ND congressional delegation comment on status of US, China tariff war
The tariff war between the U.S. and China remains a hot topic.
Each member of North Dakota’s congressional delegation have commented on the status of the tariff issue with China in relation to U.S. agriculture.
“The Administration is working to reach an agreement that holds China accountable for their unfair trade practices, including intellectual property theft, forced technology transfer, unfair subsidies and agriculture market access restrictions,” said Sen. John Hoeven.
“During these negotiations, our farmers have been disproportionately targeted by retaliatory tariffs and China not purchasing ag products, especially soybeans, is having an impact on prices. That’s why I worked as chairman of the Agriculture Appropriations Committee to secure trade assistance for our producers, including two rounds of Market Facilitation Program payments. Most recently, I worked to ensure that funding for this trade assistance was included in the recently-passed funding extension and MFP payments were not blocked or delayed,” he said. “While this assistance is vital, ultimately, our producers need access to foreign markets. That’s why I continue urging the Administration to finalize trade negotiations,” Hoeven said.
He noted in late September that recently, both the U.S. and China have made efforts to de-escalate and lead negotiators are expected to meet in October.
“China also began purchasing U.S. agriculture products, including more than 1.5 million tons of soybeans. Additionally, we should increase pressure on China by approving the USMCA (United States, Mexico, Canada Agreement), which needs to originate in the House, and by putting in place trade deals, like the agreement with the EU (European Union) to import additional U.S. beef and with Japan to lower tariffs on $7.2 billion of U.S. agricultural goods,” Hoeven said.
Congressman Kelly Armstrong said in late September, “The single best thing we can do for North Dakota ag producers is pass USMCA. It has the votes to pass today, and I’m still hopeful that Congress can get it done, despite this misguided push for impeachment. The recent agreement with Japan is a positive development for farmers, opening up new markets for $7 billion in U.S. agricultural products. Japan is one of the top export markets for North Dakota wheat.

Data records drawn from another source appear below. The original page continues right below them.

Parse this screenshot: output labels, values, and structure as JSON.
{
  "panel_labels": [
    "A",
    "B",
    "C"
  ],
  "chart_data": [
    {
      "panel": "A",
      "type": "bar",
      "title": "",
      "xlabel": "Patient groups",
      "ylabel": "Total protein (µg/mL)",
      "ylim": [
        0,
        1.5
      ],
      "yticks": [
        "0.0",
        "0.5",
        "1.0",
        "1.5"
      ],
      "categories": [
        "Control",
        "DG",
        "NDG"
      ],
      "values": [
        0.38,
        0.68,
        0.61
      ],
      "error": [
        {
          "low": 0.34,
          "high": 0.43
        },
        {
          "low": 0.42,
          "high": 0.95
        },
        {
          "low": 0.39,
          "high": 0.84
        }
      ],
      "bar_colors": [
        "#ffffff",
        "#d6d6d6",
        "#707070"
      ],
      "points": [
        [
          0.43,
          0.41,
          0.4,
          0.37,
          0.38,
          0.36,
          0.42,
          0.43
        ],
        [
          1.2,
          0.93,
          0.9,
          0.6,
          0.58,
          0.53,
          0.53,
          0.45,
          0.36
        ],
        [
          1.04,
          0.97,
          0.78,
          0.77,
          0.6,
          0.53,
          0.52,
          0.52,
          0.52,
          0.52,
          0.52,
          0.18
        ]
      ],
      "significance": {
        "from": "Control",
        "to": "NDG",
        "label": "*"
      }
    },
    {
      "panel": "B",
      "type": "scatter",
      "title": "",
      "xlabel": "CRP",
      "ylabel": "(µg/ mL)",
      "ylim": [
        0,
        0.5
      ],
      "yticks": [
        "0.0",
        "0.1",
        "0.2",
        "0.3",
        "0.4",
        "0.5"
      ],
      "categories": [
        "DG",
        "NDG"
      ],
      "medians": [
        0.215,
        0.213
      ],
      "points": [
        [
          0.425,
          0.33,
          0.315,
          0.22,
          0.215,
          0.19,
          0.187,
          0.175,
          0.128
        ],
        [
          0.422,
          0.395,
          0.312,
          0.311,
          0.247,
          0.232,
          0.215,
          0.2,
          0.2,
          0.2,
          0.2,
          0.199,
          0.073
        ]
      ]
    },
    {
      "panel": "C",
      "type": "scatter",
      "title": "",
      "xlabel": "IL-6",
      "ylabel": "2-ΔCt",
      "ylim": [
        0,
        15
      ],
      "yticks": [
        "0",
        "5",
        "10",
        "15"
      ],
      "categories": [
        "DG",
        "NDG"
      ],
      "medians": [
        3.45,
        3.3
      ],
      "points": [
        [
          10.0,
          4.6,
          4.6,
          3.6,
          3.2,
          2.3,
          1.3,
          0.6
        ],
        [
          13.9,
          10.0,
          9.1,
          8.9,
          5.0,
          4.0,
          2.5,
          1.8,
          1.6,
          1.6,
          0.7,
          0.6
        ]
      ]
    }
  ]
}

He went on, “China is not an equitable actor on the world stage, and President Trump’s tough negotiations with them have been a long time coming. I know farmers didn’t ask to be on the frontlines of this fight, but I’m confident that President Trump will negotiate a strong trade deal that creates opportunities for our producers. There’s been some progress recently, with China making purchases of U.S. soybeans and pork.”
Sen. Kevin Cramer said in Sept. 27 comments, “Talks between China and the United States are set to resume on October 10th. The Chinese are coming back to the table and discussing specific agriculture issues. They’ve also agreed to purchase American soybeans and pork. While the relationship is warming – ice is thawing – and real substantive action is being taken, we have to remember who (we) are dealing with. No deal with China is ever over until it is over.
“China’s pattern of almost agreeing to a deal, then backing out, makes securing other bilateral deals even more important. President Trump recently wrapped up a deal with Japan and is moving forward on a deal with India. These are important moves, expanding market access for our farmers and putting the pressure back on China. I look forward to working with the administration – as I did for deals with Japan and India – to secure more bilateral deals and finalize a good agreement with China, Cramer said.